Multiple Minds

What prompted me to resume entries in my blog was actually a personal matter. My father has Dissociative Identity Disorder (formally known as Multiple Personality Syndrome). I've known for some time, but only recently did he "come out" to me, prompting us to have a lot of really refreshing heart-to-heart conversations about it.

One of the interesting things about DID/MPS is that so many people, including many therapists -- and for that matter, many people with DID themselves -- disbelieve in it. I find their disbelief curious. It's not that the evidence for DID is any more scanty than evidence for other personality disorders, so why is it so hard to grasp?

I think people have two different kinds of problems believing it. Or maybe, two different kinds of people have trouble believing it.

On the one hand, there are those whose sense of self is so solid and singular that they really just can't imagine, literally cannot imagine or picture to themselves what it would be like to have a multiple structure of self.

On the other hand, imaginative people, who are rather chameleon themselves, are aware of how easy it is to pretend to be one sort of person with one crowd and another sort of person with a different crowd. So they find it easy to think that someone else could just "pretend" to have different personalities. They shrug, "Everyone does that, big deal."

Apparently, this was one reason the name of the disorder was changed from Multiple Personality Syndrome to Dissociative Identity Disorder. The distinctive feature is not the ability to have multiple personalities in different situations, but the fact that these personalities are dissociated from one another. A singleton is aware of behaving one way with his boss, another way with his buddies from college and a third way with his fiancée, and his story of his self that he constructs includes all three memories, no matter how much his behavior or even feelings change in response to each situation. A multiple, on the other hand, has parallel storylines, and isn't able to easily merge them into a single plot. If a singleton wakes up in a strange location, with no memory of the last 24 hours, this is an extraordinary event and a cause for considerable alarm. A multiple may occasionally be disturbed by gaps in time, but in the main, seems to have an amnesia regarding his own amnesia. Multiples lack of awareness of the fact that they are not aware of what they were doing just a few hours or years ago. This is part of the dissociation. It makes sense, since "someone", somewhere in the brain does know what happened, which is quite different from the case of a singleton who had to have been completely unconscious or drugged to have a similar gap in time experience.
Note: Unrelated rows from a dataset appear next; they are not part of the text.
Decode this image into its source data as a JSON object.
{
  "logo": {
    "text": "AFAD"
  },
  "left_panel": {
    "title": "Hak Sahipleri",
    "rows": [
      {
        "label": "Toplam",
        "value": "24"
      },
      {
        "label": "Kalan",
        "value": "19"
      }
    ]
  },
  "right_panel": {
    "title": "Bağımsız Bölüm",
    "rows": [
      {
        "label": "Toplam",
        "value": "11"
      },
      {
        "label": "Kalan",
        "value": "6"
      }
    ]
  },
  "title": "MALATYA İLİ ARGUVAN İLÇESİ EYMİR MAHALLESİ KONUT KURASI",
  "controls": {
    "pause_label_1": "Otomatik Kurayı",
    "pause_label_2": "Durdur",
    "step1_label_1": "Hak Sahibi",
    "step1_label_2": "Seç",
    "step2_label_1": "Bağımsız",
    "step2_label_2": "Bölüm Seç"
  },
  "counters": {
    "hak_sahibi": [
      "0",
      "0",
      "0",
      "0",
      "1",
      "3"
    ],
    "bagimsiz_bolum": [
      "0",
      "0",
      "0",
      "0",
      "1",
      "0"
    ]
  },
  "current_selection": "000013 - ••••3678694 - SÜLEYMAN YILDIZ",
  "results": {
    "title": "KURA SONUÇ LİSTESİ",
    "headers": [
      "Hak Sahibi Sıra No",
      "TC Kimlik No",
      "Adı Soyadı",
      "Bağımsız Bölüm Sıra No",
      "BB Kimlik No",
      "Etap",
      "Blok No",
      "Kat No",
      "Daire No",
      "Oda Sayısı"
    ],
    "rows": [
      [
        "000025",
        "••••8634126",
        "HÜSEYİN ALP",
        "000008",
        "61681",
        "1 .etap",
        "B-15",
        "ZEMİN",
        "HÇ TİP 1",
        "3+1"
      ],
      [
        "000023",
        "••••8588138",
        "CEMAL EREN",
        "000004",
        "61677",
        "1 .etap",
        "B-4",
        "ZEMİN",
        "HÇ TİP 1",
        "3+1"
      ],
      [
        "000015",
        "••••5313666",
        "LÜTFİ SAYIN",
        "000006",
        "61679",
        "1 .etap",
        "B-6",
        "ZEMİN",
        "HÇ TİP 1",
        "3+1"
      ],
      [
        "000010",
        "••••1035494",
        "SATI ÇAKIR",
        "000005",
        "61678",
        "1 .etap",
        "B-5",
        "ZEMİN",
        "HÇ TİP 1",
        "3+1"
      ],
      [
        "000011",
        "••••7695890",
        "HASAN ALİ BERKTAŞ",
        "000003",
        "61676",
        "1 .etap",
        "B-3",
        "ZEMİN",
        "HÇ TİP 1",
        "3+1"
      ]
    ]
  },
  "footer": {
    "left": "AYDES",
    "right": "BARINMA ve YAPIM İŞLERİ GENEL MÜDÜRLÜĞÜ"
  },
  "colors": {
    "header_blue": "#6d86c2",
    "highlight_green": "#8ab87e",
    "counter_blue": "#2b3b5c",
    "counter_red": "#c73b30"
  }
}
DID appears to be caused by trauma. The greater and earlier in life an individual experiences trauma, the more extensive the dissociation the individual employs to deal with it, with DID at the extreme end of the dissociative spectrum disorders. So far, no genetic predispositions or temperaments have been found to be more especially vulnerable. (Compare with schizophrenia, which appears to be mostly genetic, or antisocial personality disorder, which appears to be a combination of genetic predisposition with an abusive childhood). However, other characteristic symptoms are found together with dissociation, including gender dysphoria, and -- to me, the most interesting -- something called hypergraphia.

Hypergraphia (not to be confused with hyperlexia or hypolexia), is "the overwhelming urge to write." Is it a coincidence that many multiples keep journals as a way of opening communication between their alters? And is it possible there is a genetic component to hypergraphia? I find it intriguing to think I may have inherited this "condition" from my father!

I recently finished Lisa Zunshine's book Why We Read Fiction: Theory of Mind and the Novel. Grounded in recent cognitive research, especially Simon Baron-Cohen's "Mindblindness: An Essay on Autism and Theory of Mind", she makes the case that "it is our ToM [Theory of Mind] [which] makes literature as we know it possible." She explores how different authors and different genres tease and challenge our mind-reading ability. No snob, she tackles among her sources not just Woolf and Nabakov but also detective novels and an episode of Friends.

Perhaps novel writers suffer not just from hypergraphia, but from over-excitable mirror neurons as well. Thus we have a compulsion to both imagine what other minds are thinking and to then write about it. This could constitute a sort of inverse of autism, which renders it difficult to imagine what other people are thinking and feeling. In fact, it seems likely it is far more common for humans to inaccurately project human-like minds onto inhuman objects and situations (anthropomorphism, animism, belief in deities) than the reverse. Evolutionarily, it would surely have been safer to mistake a lightning storm for an angry human than try to interact with an angry human as you would an annoyingly blustery wind.

This brings us back to the fact that no one really knows how we create the theory of our own mind. This is another reason I find it laughable that people "don't believe" in multiple personalities. Why should anyone assume that creating a singular self is such a given that no other possibility is even conceivable, when we don't even know how we construct a singular self? If writers can construct whole worlds filled with other, wholly imaginary, minds, why is it hard to conceive of someone with the same inborn skill constructing a menagerie of parallel lived minds?